El Ejército estadounidense desplegado en Irak ha concluido la operación ´Puño de Hierro´ lanzada en amplias zonas del oeste del país y en la que han muerto 50 presuntos terroristas, anunció el mando militar en Bagdad.

Según una nota estadounidense publicada la madrugada de ayer, la operación, en la que han participado más de 1.000 marines y 4.000 soldados iraquíes, fue lanzada el pasado sábado con el objetivo de destruir las bases rebeldes en la localidad de Al Qaim, en las inmediaciones de la frontera siria.

Ochos militares estadounidenses murieron durante la ofensiva, cuatro cerca de Faluya, 50 kilómetros al oeste de Bagdad, y otros tantos en Al Qaim, según la fuente.

Pero el mando militar norteamericano puntualizó que la otra operación lanzada en el oeste del país, ´Boca del Río´, que comenzó el pasado martes, "continúa" con la participación de "soldados estadounidenses e iraquíes".

"La operación ´Boca del Rio´ trata de acabar con la presencia de rebeldes armados en Hadiza, Haqlaniya, Baruana y otras zonas próximas al río Eufrates", añade la nota.

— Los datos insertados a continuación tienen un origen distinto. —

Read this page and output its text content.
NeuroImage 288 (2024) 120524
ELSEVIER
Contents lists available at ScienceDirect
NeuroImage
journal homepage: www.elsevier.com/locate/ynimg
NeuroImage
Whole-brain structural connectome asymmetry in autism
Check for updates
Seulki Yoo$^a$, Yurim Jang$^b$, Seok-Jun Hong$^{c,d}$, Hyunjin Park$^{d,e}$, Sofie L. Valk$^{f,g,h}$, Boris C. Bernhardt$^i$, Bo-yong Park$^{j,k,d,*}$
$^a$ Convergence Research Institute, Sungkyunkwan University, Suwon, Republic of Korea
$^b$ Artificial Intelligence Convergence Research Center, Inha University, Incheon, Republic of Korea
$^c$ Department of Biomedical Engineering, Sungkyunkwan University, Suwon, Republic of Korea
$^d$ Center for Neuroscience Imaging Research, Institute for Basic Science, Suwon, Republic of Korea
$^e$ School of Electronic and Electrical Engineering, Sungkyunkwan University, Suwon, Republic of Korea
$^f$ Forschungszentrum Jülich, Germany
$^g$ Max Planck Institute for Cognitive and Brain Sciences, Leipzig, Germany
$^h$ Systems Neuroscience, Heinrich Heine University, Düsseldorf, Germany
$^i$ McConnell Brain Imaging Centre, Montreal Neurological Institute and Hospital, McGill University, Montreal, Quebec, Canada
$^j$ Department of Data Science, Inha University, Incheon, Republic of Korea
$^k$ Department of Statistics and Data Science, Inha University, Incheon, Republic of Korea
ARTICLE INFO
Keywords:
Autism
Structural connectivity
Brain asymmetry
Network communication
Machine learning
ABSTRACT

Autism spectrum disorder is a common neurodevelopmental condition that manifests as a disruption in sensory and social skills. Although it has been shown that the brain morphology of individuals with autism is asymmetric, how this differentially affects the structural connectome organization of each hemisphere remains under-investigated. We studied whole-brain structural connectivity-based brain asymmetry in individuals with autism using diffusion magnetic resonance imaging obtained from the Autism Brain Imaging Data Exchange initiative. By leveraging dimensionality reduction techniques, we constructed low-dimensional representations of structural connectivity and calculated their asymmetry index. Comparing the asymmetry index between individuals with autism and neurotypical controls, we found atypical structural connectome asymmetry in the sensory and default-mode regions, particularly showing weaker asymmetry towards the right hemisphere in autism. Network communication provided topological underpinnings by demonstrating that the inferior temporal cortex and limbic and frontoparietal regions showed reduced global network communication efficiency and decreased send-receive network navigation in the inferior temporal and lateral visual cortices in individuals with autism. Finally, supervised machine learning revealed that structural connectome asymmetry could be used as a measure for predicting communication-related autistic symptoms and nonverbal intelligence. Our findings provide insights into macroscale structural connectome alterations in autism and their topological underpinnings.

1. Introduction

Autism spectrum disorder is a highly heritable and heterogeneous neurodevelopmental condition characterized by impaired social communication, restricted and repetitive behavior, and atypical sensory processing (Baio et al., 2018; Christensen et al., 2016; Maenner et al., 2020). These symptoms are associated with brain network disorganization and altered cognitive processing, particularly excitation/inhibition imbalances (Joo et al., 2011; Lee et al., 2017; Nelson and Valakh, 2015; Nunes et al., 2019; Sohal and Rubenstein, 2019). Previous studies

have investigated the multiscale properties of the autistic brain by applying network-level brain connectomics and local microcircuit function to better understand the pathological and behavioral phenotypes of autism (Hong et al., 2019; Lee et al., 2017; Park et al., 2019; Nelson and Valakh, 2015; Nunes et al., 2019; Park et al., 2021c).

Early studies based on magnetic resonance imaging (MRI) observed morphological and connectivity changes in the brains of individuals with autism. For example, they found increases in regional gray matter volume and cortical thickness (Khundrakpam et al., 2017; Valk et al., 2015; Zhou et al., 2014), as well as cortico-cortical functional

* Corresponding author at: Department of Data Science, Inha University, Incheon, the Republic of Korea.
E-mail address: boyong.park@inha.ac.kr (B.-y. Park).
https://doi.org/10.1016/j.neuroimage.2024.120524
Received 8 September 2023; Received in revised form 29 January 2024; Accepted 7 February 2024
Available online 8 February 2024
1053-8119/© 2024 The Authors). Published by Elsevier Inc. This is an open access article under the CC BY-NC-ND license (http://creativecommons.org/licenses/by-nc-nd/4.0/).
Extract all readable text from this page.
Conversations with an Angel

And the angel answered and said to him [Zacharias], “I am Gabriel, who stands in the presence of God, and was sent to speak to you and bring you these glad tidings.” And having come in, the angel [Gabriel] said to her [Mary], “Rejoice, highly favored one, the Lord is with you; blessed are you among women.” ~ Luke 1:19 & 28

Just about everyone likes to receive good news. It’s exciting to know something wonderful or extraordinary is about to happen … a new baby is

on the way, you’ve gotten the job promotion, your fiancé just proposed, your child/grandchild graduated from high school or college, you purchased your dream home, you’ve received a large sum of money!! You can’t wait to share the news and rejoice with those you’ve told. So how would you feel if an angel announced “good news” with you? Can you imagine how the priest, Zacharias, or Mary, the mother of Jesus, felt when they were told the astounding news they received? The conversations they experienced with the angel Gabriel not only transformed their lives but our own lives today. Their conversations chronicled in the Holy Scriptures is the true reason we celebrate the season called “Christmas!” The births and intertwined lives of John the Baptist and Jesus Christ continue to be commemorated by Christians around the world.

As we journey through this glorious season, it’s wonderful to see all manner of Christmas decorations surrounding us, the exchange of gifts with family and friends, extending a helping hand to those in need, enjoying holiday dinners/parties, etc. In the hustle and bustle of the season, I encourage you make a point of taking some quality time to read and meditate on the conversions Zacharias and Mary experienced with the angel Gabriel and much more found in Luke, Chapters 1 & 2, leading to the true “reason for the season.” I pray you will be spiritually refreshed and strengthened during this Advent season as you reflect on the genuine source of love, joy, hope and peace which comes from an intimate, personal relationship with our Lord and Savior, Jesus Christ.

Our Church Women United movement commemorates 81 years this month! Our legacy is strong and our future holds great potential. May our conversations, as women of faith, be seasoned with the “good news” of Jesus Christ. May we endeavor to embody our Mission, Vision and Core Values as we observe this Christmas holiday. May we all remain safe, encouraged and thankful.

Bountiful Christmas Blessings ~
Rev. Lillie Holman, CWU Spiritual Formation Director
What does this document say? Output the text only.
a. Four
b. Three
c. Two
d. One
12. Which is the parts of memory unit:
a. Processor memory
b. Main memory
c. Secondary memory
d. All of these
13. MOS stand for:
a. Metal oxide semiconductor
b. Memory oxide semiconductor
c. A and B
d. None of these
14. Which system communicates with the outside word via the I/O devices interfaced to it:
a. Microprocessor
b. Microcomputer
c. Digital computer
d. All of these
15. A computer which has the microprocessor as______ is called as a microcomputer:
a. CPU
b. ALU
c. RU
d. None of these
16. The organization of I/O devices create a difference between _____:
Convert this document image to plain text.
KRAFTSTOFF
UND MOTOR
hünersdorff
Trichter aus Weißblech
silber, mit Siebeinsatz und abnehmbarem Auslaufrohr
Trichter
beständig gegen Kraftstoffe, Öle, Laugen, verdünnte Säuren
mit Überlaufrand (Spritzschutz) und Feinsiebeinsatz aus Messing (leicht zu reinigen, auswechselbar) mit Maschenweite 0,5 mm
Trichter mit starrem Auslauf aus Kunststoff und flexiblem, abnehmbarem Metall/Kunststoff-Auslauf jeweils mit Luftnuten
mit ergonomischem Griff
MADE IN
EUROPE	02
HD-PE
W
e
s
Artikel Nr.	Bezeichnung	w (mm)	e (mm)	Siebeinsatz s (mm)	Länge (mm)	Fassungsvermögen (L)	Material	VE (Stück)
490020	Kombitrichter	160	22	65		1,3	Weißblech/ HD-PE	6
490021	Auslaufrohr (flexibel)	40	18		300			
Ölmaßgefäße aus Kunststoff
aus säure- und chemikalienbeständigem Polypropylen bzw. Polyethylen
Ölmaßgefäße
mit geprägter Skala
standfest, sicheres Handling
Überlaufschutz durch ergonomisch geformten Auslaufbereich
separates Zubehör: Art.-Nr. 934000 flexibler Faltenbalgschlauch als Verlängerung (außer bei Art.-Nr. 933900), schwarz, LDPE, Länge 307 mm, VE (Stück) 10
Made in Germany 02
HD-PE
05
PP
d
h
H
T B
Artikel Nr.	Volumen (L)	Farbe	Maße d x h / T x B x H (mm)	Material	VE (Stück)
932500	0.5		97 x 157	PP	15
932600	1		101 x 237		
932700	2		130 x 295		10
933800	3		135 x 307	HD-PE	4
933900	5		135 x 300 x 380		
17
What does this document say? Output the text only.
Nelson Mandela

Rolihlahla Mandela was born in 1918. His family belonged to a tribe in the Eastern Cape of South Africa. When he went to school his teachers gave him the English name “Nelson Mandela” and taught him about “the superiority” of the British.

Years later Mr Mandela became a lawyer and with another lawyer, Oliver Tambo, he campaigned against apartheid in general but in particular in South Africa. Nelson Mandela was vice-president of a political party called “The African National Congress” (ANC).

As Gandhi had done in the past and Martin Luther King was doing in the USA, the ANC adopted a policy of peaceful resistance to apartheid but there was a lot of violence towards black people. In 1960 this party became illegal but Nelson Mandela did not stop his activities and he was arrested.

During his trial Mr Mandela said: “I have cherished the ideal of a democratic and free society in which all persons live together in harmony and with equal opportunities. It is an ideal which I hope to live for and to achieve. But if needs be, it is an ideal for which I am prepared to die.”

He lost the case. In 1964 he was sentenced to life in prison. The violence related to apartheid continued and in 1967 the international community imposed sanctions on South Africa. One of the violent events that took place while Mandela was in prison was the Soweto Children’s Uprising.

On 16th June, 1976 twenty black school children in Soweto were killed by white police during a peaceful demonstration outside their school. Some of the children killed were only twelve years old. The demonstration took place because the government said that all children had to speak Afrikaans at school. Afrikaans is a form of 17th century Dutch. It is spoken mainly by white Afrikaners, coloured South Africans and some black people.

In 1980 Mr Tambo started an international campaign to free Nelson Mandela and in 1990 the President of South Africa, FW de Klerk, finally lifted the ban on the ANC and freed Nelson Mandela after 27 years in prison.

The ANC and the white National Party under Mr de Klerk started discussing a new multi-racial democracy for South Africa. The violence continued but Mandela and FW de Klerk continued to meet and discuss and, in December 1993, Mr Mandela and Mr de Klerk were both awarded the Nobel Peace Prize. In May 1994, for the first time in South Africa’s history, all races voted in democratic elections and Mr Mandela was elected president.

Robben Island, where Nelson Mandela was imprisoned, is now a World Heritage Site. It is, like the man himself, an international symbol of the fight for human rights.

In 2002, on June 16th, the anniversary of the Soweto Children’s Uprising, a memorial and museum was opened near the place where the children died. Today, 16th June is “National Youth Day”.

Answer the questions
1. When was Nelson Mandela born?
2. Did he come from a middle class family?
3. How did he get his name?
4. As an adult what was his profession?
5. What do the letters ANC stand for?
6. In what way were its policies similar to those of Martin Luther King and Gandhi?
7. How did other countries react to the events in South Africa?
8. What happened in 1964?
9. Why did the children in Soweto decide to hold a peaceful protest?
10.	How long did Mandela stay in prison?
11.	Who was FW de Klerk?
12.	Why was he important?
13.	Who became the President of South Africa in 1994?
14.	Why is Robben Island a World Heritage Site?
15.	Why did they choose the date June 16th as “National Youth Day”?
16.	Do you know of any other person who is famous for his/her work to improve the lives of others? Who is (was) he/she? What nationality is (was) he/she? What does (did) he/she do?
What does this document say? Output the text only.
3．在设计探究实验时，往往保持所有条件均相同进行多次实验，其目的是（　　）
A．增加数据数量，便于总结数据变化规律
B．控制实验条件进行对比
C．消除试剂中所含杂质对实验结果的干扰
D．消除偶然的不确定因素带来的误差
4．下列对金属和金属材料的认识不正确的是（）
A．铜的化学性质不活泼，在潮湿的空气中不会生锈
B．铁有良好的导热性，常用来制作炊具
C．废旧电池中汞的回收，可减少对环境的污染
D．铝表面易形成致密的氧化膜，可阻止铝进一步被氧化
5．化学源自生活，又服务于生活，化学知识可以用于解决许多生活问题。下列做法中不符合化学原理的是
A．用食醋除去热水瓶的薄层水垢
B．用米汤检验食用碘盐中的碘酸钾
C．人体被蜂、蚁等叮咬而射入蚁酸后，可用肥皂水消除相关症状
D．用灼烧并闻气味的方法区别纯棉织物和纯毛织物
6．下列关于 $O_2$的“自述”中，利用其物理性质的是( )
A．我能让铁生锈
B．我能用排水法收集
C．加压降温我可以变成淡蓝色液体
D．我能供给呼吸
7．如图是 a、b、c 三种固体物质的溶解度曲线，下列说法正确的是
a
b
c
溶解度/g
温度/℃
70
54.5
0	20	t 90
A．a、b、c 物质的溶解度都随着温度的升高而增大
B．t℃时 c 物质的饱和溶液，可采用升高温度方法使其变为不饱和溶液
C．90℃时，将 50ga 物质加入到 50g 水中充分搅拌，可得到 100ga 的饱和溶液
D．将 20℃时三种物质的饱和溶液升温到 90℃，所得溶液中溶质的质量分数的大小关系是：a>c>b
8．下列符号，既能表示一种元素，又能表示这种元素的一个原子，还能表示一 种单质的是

Las dos operaciones son las últimas de una larga serie de ofensivas militares lanzadas por el Ejército estadounidense desde la invasión de Irak y posterior caída del régimen de Sadam Husein, en abril de 2003. Responsables iraquíes y estadounidenses explicaron que las operaciones militares en el oeste del país fueron lanzadas para "preparar una atmósfera adecuada para el referéndum del 15 de octubre sobre la Constitución".